I just don't know what to write about. My life is incredibly, impressively, embarrassingly boring. I'm an introvert. According to others, I'm in my head a lot. However, things are happening. I've just moved to Clifton and started a new job. I have a real apartment for the first time in my life. I'm starting grad school in the fall. For someone as easily traumatized as myself, this is an excessive amount of stuff to deal with. Hopefully, it will lead to interesting posts (but don't get your hopes up.)
I moved into the new place a few days ago. For the past five years, I've been in a state of living situation flux. As a freshman at WSU, I moved into a dorm room with two other girls. The following year, I moved into a different dorm room with only one roommate. The year after that, I lived with two friends in an on-campus apartment. My (sorta) senior year, I moved into a different apartment with 3 friends. My final quarter, I moved into ANOTHER apartment with a girl I had never met. During summer and winter breaks, I moved back into my parent's home. Since my first day of undergrad, I have not felt any sense of permanency. There is no constant in on-campus life.
About a month before I moved to WSU, at the age of 18, I started having panic attacks. I had never moved away from home and I have always had an irrational fear that something terrible will happen (to my home, my family, my pets, anything) while I'm away and I'll forever live with the guilt. I sobbed and hyperventilated the entire move-in day. I really didn't believe I'd make it there. I made sure my parents knew my dropping out was entirely possible. After two days, I was in love with college and couldn't imagine going back to Batavia. To this day, I have a very emotional response to the drive home. On a good day, it's just a quesy feeling in my stomach. On a bad one, it's a full blown case of the crazy.

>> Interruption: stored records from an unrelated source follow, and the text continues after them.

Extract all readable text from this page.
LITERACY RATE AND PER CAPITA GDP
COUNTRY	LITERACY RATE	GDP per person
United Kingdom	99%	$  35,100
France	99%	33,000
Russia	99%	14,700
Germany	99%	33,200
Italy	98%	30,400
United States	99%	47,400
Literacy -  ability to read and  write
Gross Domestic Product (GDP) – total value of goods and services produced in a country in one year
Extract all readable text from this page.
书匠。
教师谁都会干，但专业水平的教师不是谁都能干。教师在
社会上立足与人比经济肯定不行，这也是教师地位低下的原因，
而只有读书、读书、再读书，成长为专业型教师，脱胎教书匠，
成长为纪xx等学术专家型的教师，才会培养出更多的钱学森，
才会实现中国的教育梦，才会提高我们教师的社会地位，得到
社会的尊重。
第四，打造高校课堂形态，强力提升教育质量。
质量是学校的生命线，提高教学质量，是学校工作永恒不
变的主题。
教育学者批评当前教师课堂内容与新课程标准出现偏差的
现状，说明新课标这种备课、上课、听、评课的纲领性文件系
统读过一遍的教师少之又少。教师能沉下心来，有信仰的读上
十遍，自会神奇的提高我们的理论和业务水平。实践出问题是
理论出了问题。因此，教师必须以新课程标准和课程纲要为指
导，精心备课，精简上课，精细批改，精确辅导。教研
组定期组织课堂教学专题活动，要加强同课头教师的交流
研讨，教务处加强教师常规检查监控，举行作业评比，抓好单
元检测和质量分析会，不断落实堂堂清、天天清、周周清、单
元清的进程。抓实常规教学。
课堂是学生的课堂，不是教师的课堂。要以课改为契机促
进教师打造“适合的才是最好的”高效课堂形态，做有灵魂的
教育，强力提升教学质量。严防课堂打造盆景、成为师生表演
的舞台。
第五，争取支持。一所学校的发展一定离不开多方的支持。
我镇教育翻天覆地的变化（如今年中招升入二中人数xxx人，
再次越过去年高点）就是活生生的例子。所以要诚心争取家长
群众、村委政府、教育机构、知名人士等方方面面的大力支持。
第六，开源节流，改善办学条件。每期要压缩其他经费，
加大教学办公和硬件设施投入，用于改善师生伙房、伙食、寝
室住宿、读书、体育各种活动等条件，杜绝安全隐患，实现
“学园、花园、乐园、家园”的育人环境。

I distinctly remember the first weekend I returned home after starting classes. I was IM-ing Kyle, who, at the time, was just some boy I had recently met in my First Weekend Peer Group, or whatever it's called. I mentioned feeling like it wasn't my home any longer, that I didn't have a home. As a budding film student in 2004, Kyle immediately quoted the then-ubiquitous, universally-loved Garden State: "You know that point in your life when you realize the house you grew up in isn't really your home anymore? All of a sudden even though you have some place where you put your shit, that idea of home is gone."* It was too irrevocable. Like finding out Santa doesn't exist.

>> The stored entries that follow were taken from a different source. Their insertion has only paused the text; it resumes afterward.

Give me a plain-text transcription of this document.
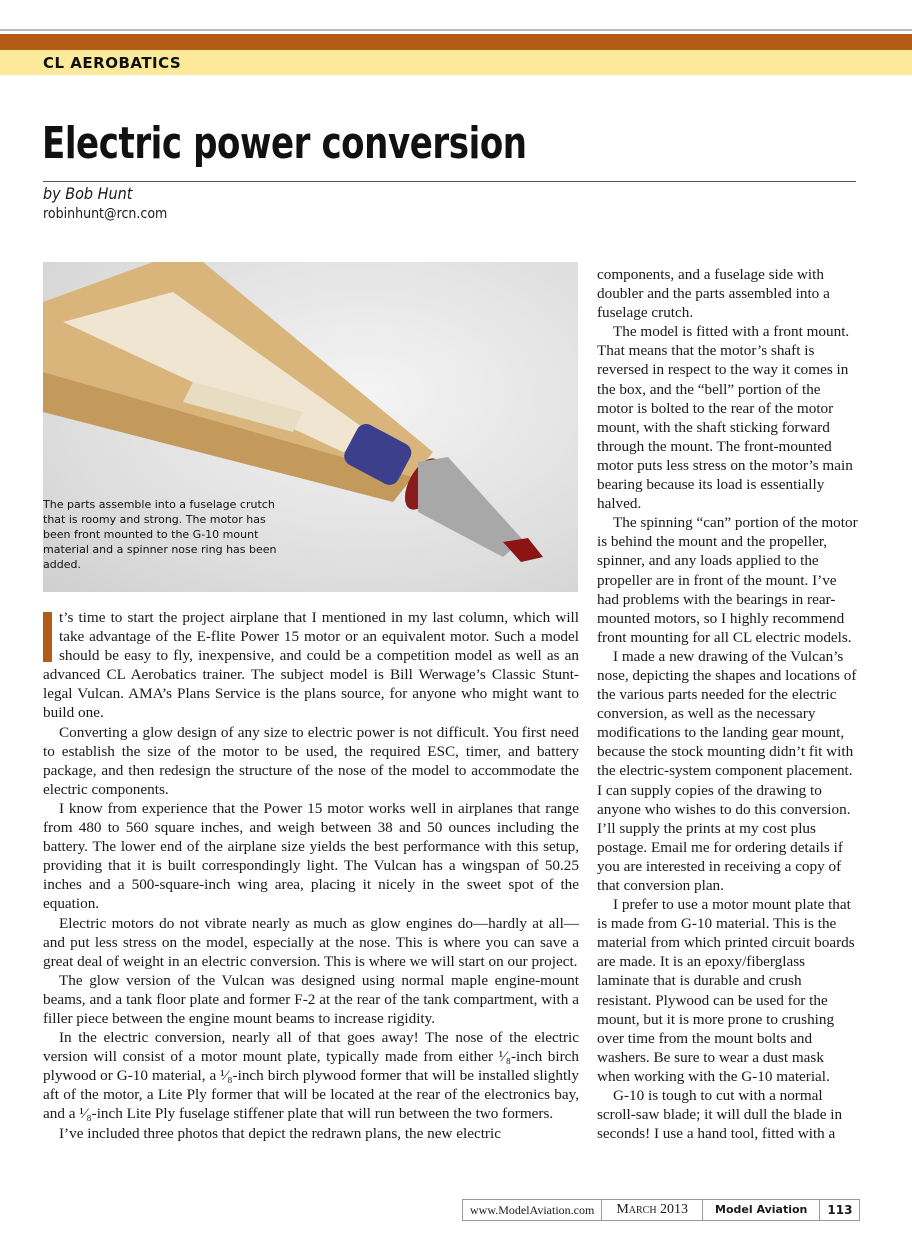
CL AEROBATICS
Electric power conversion
by Bob Hunt
robinhunt@rcn.com
The parts assemble into a fuselage crutch that is roomy and strong. The motor has been front mounted to the G-10 mount material and a spinner nose ring has been added.

t’s time to start the project airplane that I mentioned in my last column, which will take advantage of the E-flite Power 15 motor or an equivalent motor. Such a model should be easy to fly, inexpensive, and could be a competition model as well as an advanced CL Aerobatics trainer. The subject model is Bill Werwage’s Classic Stunt-legal Vulcan. AMA’s Plans Service is the plans source, for anyone who might want to build one.

Converting a glow design of any size to electric power is not difficult. You first need to establish the size of the motor to be used, the required ESC, timer, and battery package, and then redesign the structure of the nose of the model to accommodate the electric components.

I know from experience that the Power 15 motor works well in airplanes that range from 480 to 560 square inches, and weigh between 38 and 50 ounces including the battery. The lower end of the airplane size yields the best performance with this setup, providing that it is built correspondingly light. The Vulcan has a wingspan of 50.25 inches and a 500-square-inch wing area, placing it nicely in the sweet spot of the equation.

Electric motors do not vibrate nearly as much as glow engines do—hardly at all—and put less stress on the model, especially at the nose. This is where you can save a great deal of weight in an electric conversion. This is where we will start on our project.

The glow version of the Vulcan was designed using normal maple engine-mount beams, and a tank floor plate and former F-2 at the rear of the tank compartment, with a filler piece between the engine mount beams to increase rigidity.

In the electric conversion, nearly all of that goes away! The nose of the electric version will consist of a motor mount plate, typically made from either ¹⁄₈-inch birch plywood or G-10 material, a ¹⁄₈-inch birch plywood former that will be installed slightly aft of the motor, a Lite Ply former that will be located at the rear of the electronics bay, and a ¹⁄₈-inch Lite Ply fuselage stiffener plate that will run between the two formers.

I’ve included three photos that depict the redrawn plans, the new electric

components, and a fuselage side with doubler and the parts assembled into a fuselage crutch.

The model is fitted with a front mount. That means that the motor’s shaft is reversed in respect to the way it comes in the box, and the “bell” portion of the motor is bolted to the rear of the motor mount, with the shaft sticking forward through the mount. The front-mounted motor puts less stress on the motor’s main bearing because its load is essentially halved.

The spinning “can” portion of the motor is behind the mount and the propeller, spinner, and any loads applied to the propeller are in front of the mount. I’ve had problems with the bearings in rear-mounted motors, so I highly recommend front mounting for all CL electric models.

I made a new drawing of the Vulcan’s nose, depicting the shapes and locations of the various parts needed for the electric conversion, as well as the necessary modifications to the landing gear mount, because the stock mounting didn’t fit with the electric-system component placement. I can supply copies of the drawing to anyone who wishes to do this conversion. I’ll supply the prints at my cost plus postage. Email me for ordering details if you are interested in receiving a copy of that conversion plan.

I prefer to use a motor mount plate that is made from G-10 material. This is the material from which printed circuit boards are made. It is an epoxy/fiberglass laminate that is durable and crush resistant. Plywood can be used for the mount, but it is more prone to crushing over time from the mount bolts and washers. Be sure to wear a dust mask when working with the G-10 material.

G-10 is tough to cut with a normal scroll-saw blade; it will dull the blade in seconds! I use a hand tool, fitted with a

www.ModelAviation.com	March 2013	Model Aviation	113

I've become used to the constant packing and unpacking, the strategic placement of things I know will soon be boxed up again. But that doesn't mean I enjoy it.
So, now I have this apartment. Which I love. As soon as I walked in, I channeled Liz Lemon: I want to go to there. I've been slowly moving my things in over the past few weeks, but I officially moved myself in Tuesday. I'm still employing the old moving-in technique: leaving shoes in easily movable crates, buying the bare minimum of groceries, not letting myself settle in too much. However, something about this is different. Maybe it's living on my own for once. Maybe it's just the fact that the apartment is adorable. But I feel such a positive energy here. (And I am NOT one of those "I feel a positive energy here" people.) In contrast to my first moving-away-from-home venture, as I watched my father drive away, I felt euphoric. I danced with joy in the hallway. Under my breath, I chanted "I live here. I live here." My cheeks hurt from smiling. I put on some music and marveled at the awesomeness that is my life right now. There is something about this apartment, about Clifton, about living within walking distance of a gay bar and the Esquire, about starting a new job, about having great friends in the city, about getting to start over, about being on my own, about my life that is bringing me happiness I haven't felt in a long time. Maybe ever. I feel hopeful. I feel at peace. I feel home.
*It should be noted that I'm 99% sure Kyle doesn't actually like Garden State.